Good invitation wording does three things: it sets the tone of the event, it answers every question a guest might have, and it sounds like a real human wrote it. That sounds simple, but most invitation copy fails one of the three — usually the third, because hosts default to stiff third-person language they'd never use in conversation.
The structure below works for almost any invitation, from a backyard birthday to a formal wedding. Pair it with a template that already pulls the typographic weight and the wording will land.
The five-part structure
- An opening line that sets the tone
- The ‘who' — host, honouree or both
- The ‘what' — type of event, in plain language
- The ‘when and where' — date, time, venue
- The practical bits — RSVP-by, dress code, dietary
Every great invitation follows this rhythm. The opening line is where the personality lives — ‘You're invited', ‘Come celebrate', ‘Save the date', or for a formal wedding ‘[Hosts] request the pleasure'. Pick the opening that matches the event and the rest of the copy will fall into the same register.
Casual vs formal tone
Casual / friendly
- First-person voice — ‘we', ‘you', ‘come'
- Contractions OK (‘we'd love', ‘can't wait')
- Conversational practical bits (‘let us know by…')
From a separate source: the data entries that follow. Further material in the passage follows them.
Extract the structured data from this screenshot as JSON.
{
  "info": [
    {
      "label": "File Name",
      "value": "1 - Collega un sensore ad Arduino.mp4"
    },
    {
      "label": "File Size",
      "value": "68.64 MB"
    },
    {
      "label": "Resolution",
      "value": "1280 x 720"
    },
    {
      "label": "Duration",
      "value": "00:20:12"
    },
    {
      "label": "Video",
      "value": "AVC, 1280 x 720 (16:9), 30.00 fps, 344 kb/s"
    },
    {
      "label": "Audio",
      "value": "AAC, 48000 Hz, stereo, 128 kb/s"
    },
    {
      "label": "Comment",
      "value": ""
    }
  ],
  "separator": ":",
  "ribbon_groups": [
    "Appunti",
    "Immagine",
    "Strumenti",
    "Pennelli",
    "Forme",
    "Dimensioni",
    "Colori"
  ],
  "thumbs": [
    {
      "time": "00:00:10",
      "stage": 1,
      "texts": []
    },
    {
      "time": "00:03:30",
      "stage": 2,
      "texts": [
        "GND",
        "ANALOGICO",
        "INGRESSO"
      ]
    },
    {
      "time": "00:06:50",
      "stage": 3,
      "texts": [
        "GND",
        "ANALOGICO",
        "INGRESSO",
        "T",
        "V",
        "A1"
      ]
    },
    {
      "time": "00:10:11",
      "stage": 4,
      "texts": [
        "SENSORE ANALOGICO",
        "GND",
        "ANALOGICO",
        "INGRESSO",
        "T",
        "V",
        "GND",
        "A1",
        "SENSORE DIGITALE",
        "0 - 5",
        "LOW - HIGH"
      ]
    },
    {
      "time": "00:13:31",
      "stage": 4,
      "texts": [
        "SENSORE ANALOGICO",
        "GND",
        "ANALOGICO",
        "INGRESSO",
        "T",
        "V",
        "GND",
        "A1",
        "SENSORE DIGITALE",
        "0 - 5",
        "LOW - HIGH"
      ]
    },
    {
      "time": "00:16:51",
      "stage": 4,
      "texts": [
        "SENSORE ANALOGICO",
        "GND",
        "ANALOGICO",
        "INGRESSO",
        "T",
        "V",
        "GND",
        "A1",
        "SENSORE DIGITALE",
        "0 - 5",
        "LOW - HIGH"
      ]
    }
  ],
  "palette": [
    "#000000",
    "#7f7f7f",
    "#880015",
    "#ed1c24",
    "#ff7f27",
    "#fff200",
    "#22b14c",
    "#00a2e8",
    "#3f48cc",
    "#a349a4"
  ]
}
- Suits birthdays, BBQs, casual showers
Formal / classic
- Third-person voice — ‘[Hosts] request the pleasure'
- No contractions (‘we would', ‘cannot')
- Spelt-out date and time options
- Suits weddings, milestone galas, formal dinners
Writing each section well
- 1
Opening line
One sentence. Sets the entire mood. ‘Come celebrate' is warmer than ‘You are invited'; ‘Save the date' is for advance notice; formal weddings open with the hosts' names.
- 2
Who's hosting
If the honouree is hosting, lead with them. If parents or partners are hosting, name them. For couples' events, ‘together with their families' lands well.
- 3
What and why
Be specific. ‘60th birthday dinner' is better than ‘a celebration'. Guests want to know what they're agreeing to before they say yes.
- 4
When and where
Date, day of week, time and venue on separate lines. Add a one-line venue description if it's not well known.
- 5
Practical bits
Dress code, RSVP-by, dietary note, parking and accessibility. Use a clear list, not buried prose.
The mistakes that flatten invitation copy
Read it aloud
If you'd never say it in conversation, change it. ‘Requests the pleasure of your company at a celebration in honour of…' rarely needs to be said aloud.
Lead with feeling
‘Come celebrate' beats ‘requests the pleasure' for almost every event. Save formal voice for genuinely formal celebrations.
Don't crowd the copy
Cut every sentence that isn't necessary. If guests need to know it, say it; if they don't, delete it.
Trust the design
A beautiful template carries half the work. Availi's themes pair tone-matched copy with elegant typography automatically.
Always include an RSVP-by
Without a date, response rates collapse. Even a soft deadline transforms how many guests reply on time.
Read your invitation as a guest
Before you send, open the invitation on your phone and read it as if you've never seen it before. If anything is unclear, ambiguous or missing, fix it now — guests won't message you to ask.